I knew how Lock looked when he came. I knew how his cock felt in my mouth. I knew how far into my body he could push his hand and wrist. I kne
w that he would beg my safe word out of me long before I was ready to say it, just because he hated my pain as much as he craved it.
“Say it, Naya.”
“Wh-what?”
“You know what.”
“Panna...cotta.”
“That’s. Not. It.”
“Blancmange?”
“Why won’t you safe out of this?”
“Because...I want everything from you.”
It was as true now as it had been last night when I was cuffed and writhing beneath him. I wanted everything from him, and I was going to have it. He belonged to me. We’d sworn forever and always. That didn’t stop just because he’d tried to break my heart. It wasn’t over just because he was having some sort of epic Man Moment and shutting me out. He could bully his way around a kitchen, but he wasn’t the boss of me.
I gathered up the last of my things and left the bedroom in which we’d shared so much. I didn’t spare a look for the cabinet that held so many lovely toys, or the chair from which he’d directed I do a strip tease. I just walked away. The hallway should’ve felt endless, the front room cavernous, but Lachlan was nowhere to be found and all of the space felt claustrophobic without his huge presence.
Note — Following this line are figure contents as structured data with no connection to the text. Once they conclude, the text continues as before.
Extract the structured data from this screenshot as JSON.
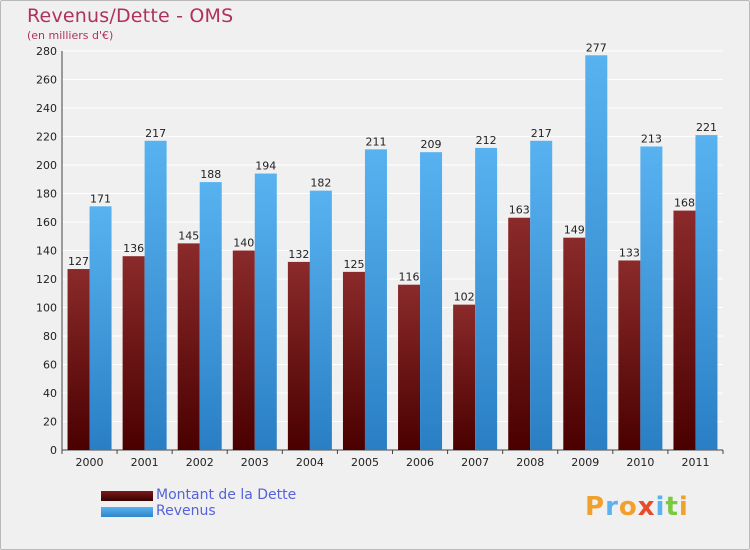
{
  "title": "Revenus/Dette - OMS",
  "subtitle": "(en milliers d'€)",
  "logo_text": "Proxiti",
  "colors": {
    "dette": "#7a1a1a",
    "revenus": "#4aa3e6",
    "title": "#b0325a",
    "legend_text": "#5563d8"
  },
  "chart_data": {
    "type": "bar",
    "title": "Revenus/Dette - OMS",
    "ylabel": "(en milliers d'€)",
    "xlabel": "",
    "ylim": [
      0,
      280
    ],
    "yticks": [
      0,
      20,
      40,
      60,
      80,
      100,
      120,
      140,
      160,
      180,
      200,
      220,
      240,
      260,
      280
    ],
    "grid": true,
    "legend_position": "bottom-left",
    "categories": [
      "2000",
      "2001",
      "2002",
      "2003",
      "2004",
      "2005",
      "2006",
      "2007",
      "2008",
      "2009",
      "2010",
      "2011"
    ],
    "series": [
      {
        "name": "Montant de la Dette",
        "values": [
          127,
          136,
          145,
          140,
          132,
          125,
          116,
          102,
          163,
          149,
          133,
          168
        ]
      },
      {
        "name": "Revenus",
        "values": [
          171,
          217,
          188,
          194,
          182,
          211,
          209,
          212,
          217,
          277,
          213,
          221
        ]
      }
    ]
  }
}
Of course he’d left rather than watch me go...and that spoke as eloquently as the silence of the room where we’d traded so many harsh barbs. He was running scared. Unable to face me. Worried he’d take it all back and ask me to stay. I knew his patterns as well as I knew my own.
I punched the elevator button for the ride that would whisk me down to the lobby and back out into the world. The getaway was over, the fantasy concluded...but what Lachlan Christie didn’t realize was that there was so much more to come. I am not done with you. Not by a long shot. When the lift doors slide open and I stepped over the threshold, I was almost smiling. So buoyed was I by my plans for Lock domination that I didn’t notice the elevator was occupied until I smacked into someone.